#2576 - Dragon - Fri Feb 07, 2003 4:52 pm
Hi everyone.
I have decided to write a assembler for my college programming project. I have programmed a bit with the GBA, though never much liked the asm compilers I have used. Having knowledge on instruction-set processors and the idea of using an efficient asm compiler for the GBA has inspired me to design one.
Can anyone guide along this process? I can't seem to find very informative document on the ARM/Thumb instruction set that could aid me in my programming of the compiler. Id anyone has any links that could help me out, I would deeply appriciate it.
Thanks.
#2577 - jeff - Fri Feb 07, 2003 4:59 pm
Re-Ejected has a few sheets for the ARM/THUMB instruction sets that specify what each opcode is -- these are what I used (and Goldroad assembler to check) for my assembler. Be aware you'll need his version 2 for THUMB, as version 1 has several errors on it. You could also use ARM's data sheet which is huge, but very accurate (of course). I forget all the web addresses, but I'm sure someone else has them handy -- and you can get them all at the DOCS section of gbadev.org.

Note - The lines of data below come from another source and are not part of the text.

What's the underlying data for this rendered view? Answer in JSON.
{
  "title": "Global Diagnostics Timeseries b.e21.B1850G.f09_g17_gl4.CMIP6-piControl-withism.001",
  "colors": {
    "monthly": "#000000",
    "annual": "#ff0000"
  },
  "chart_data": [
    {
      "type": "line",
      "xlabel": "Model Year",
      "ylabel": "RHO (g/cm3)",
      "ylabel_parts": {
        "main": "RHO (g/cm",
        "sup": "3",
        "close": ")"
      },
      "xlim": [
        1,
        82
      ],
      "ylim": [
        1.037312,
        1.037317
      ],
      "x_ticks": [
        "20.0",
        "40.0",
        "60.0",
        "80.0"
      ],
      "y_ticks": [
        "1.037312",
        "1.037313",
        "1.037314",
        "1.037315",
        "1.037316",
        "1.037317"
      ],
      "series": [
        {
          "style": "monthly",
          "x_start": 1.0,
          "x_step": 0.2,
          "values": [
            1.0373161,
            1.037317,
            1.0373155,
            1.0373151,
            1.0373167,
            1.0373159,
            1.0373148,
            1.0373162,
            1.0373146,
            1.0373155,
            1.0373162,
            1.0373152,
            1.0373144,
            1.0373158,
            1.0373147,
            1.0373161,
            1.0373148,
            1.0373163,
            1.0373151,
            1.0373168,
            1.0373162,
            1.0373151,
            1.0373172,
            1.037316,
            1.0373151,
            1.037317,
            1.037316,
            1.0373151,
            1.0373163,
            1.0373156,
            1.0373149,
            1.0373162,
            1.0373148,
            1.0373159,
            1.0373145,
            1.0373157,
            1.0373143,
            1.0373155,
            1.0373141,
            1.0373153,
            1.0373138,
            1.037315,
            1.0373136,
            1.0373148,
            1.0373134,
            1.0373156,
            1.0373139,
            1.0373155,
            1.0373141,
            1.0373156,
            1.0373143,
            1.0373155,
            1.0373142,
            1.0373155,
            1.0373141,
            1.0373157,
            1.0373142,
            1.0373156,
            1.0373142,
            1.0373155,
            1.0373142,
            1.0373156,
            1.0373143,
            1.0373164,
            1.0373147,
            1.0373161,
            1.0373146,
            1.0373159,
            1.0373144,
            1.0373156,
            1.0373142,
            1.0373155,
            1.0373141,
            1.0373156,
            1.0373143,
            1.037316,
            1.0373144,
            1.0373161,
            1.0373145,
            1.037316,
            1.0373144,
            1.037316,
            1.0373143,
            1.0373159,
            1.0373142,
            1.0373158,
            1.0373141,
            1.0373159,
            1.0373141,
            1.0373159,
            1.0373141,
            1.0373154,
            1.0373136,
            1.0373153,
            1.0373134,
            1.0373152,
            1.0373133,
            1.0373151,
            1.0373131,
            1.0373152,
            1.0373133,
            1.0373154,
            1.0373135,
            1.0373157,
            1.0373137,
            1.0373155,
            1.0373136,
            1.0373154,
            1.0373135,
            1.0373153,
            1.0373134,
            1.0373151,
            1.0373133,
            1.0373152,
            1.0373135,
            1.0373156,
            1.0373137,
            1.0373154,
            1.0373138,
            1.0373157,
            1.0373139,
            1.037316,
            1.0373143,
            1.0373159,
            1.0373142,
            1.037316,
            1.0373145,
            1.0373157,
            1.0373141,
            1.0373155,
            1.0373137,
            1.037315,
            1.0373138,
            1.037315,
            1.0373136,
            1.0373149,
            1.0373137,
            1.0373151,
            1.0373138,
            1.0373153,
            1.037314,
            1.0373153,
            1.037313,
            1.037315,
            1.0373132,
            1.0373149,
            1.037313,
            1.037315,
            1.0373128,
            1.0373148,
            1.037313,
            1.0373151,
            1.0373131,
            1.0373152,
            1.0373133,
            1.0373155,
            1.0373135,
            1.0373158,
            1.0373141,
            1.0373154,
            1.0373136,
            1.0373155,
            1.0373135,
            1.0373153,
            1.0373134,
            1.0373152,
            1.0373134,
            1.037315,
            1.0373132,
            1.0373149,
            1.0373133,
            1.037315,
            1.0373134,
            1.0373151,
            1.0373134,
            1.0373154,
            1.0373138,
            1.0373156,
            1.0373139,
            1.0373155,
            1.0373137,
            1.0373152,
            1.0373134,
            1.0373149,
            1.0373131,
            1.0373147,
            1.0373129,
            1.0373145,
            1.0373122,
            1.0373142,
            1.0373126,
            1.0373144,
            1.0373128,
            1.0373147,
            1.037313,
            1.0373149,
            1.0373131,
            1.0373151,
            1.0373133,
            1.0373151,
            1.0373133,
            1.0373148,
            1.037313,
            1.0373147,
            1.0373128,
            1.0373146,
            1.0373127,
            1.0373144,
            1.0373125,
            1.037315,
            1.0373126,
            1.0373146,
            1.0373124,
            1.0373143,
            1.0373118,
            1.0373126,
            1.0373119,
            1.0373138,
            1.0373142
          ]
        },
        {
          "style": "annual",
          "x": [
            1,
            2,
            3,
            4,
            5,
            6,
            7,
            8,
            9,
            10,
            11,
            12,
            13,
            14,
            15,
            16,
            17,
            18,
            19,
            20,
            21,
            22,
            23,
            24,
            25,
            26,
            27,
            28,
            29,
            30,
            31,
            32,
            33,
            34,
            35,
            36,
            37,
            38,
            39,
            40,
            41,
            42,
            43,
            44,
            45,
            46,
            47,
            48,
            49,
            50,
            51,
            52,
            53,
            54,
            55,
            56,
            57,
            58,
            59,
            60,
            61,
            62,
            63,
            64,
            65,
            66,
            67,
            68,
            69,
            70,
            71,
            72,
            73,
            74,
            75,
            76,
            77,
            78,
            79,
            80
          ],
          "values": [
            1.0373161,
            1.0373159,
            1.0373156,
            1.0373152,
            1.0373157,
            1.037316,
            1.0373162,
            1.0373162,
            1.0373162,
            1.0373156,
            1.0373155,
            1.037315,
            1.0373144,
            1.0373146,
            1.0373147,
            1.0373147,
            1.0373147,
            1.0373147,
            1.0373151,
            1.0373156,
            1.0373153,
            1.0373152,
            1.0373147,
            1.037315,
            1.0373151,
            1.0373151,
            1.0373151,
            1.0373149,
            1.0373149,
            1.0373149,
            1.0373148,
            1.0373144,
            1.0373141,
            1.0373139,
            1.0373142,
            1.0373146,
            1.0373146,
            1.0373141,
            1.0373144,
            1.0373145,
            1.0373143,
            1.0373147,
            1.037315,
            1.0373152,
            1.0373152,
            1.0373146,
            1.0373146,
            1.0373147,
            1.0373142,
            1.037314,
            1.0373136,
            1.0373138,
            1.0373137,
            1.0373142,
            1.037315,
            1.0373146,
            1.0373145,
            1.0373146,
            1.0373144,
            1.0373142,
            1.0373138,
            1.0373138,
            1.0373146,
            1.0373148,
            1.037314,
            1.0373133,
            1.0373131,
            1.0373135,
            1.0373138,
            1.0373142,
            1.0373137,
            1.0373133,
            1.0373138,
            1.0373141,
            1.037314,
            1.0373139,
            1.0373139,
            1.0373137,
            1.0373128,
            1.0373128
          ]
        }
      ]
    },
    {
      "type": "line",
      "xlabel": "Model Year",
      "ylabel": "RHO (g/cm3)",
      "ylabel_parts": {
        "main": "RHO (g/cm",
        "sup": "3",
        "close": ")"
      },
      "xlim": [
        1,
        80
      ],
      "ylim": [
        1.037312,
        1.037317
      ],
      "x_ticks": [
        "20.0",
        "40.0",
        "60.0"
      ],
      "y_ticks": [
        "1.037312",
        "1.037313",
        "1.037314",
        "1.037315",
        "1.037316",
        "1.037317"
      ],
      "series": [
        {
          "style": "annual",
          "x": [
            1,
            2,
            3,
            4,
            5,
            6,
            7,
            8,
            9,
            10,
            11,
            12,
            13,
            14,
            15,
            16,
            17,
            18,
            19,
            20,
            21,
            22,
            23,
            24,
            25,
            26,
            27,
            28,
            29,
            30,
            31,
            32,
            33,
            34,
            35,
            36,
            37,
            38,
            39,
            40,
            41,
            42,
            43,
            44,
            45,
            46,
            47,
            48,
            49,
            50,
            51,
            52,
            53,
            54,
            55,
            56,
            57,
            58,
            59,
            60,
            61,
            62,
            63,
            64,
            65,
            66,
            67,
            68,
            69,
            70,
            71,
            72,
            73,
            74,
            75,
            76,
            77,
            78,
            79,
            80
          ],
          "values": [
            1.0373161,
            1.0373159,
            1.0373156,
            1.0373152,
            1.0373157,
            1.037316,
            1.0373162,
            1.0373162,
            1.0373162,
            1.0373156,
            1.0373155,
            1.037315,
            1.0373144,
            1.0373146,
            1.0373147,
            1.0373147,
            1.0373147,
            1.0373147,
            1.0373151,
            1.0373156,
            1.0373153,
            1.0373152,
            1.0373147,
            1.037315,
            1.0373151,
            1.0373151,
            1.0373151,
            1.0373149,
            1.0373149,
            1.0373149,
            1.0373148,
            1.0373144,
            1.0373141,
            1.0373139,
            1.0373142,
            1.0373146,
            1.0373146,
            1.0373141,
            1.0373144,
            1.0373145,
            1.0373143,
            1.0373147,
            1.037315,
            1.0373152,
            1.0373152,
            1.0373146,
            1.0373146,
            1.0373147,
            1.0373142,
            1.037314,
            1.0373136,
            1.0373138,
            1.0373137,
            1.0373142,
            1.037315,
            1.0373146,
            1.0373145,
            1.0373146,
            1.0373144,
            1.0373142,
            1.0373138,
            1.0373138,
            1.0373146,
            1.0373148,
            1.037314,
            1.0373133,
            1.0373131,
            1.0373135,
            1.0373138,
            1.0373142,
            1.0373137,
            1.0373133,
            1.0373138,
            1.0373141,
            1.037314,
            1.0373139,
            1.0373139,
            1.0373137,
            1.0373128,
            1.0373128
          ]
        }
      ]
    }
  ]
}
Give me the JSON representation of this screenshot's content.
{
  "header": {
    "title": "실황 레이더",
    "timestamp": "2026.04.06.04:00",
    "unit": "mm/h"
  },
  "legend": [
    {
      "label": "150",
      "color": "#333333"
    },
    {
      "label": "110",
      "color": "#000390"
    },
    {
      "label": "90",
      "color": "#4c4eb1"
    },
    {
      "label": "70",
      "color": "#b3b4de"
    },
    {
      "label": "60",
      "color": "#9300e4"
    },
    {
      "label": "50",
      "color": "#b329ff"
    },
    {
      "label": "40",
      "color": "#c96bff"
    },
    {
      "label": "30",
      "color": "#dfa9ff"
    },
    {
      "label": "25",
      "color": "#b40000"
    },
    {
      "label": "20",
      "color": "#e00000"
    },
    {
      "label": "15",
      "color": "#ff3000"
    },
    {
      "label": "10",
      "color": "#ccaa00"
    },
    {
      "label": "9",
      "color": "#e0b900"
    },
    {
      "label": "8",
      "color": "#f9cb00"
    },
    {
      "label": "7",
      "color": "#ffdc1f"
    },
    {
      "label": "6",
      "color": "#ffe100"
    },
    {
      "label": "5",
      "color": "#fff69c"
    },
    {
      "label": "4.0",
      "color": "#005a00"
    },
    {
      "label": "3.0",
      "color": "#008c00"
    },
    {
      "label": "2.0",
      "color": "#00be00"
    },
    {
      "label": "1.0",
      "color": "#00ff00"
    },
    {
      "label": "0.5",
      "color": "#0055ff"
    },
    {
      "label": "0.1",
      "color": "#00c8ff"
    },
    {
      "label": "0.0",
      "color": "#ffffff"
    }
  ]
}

Actually, aside from parsing ARM instructions (which isn't that hard, just more painful than something like a Z80), writing an assembler for the ARM is very easy indeed.
If you have never written an assembler before, I'd suggest reading up on multi-pass assemblers.
Good luck!
Jeff
#2639 - Dragon - Sun Feb 09, 2003 9:46 pm
I am pressed for time and havent had much luck on learning about these multi-pass assemblers. Could sombody please give me a few links that could help me out? Anything that can help me write an ARM assembler would really be appriciated. Thanks.
#2652 - pelrun - Mon Feb 10, 2003 1:20 am
The actual *assembly* job is easy - once you work out what the instruction on a particular line is, you just look it up in a table and dump out the appropriate opcode, along with whatever operands were given.
The multiple-pass thing is not strictly necessary for the task of converting a mnemonic to it's opcode. What *does* require a second pass is when you have labels. And if you want to support macros then that needs a third pass.
How it works is this:
Pass 1: read through the source file and expand any macros found.
This may need multiple passes if you want your macros to nest...
Pass 2: "Assemble" the output from pass 1, but *don't* generate object code. Store all labels (and the current address you're "assembling to" when you encounter them) into a table.
You need to do this pass if you want to be able to use labels which are defined *after* the instruction that references them (a forward reference.) Otherwise, how are you supposed to know what address to substitute for the label when you haven't seen the label defined yet?
Pass 3: Assemble the output from pass 1 again, generating object code. When label references are encountered look up their address from the previously generated table.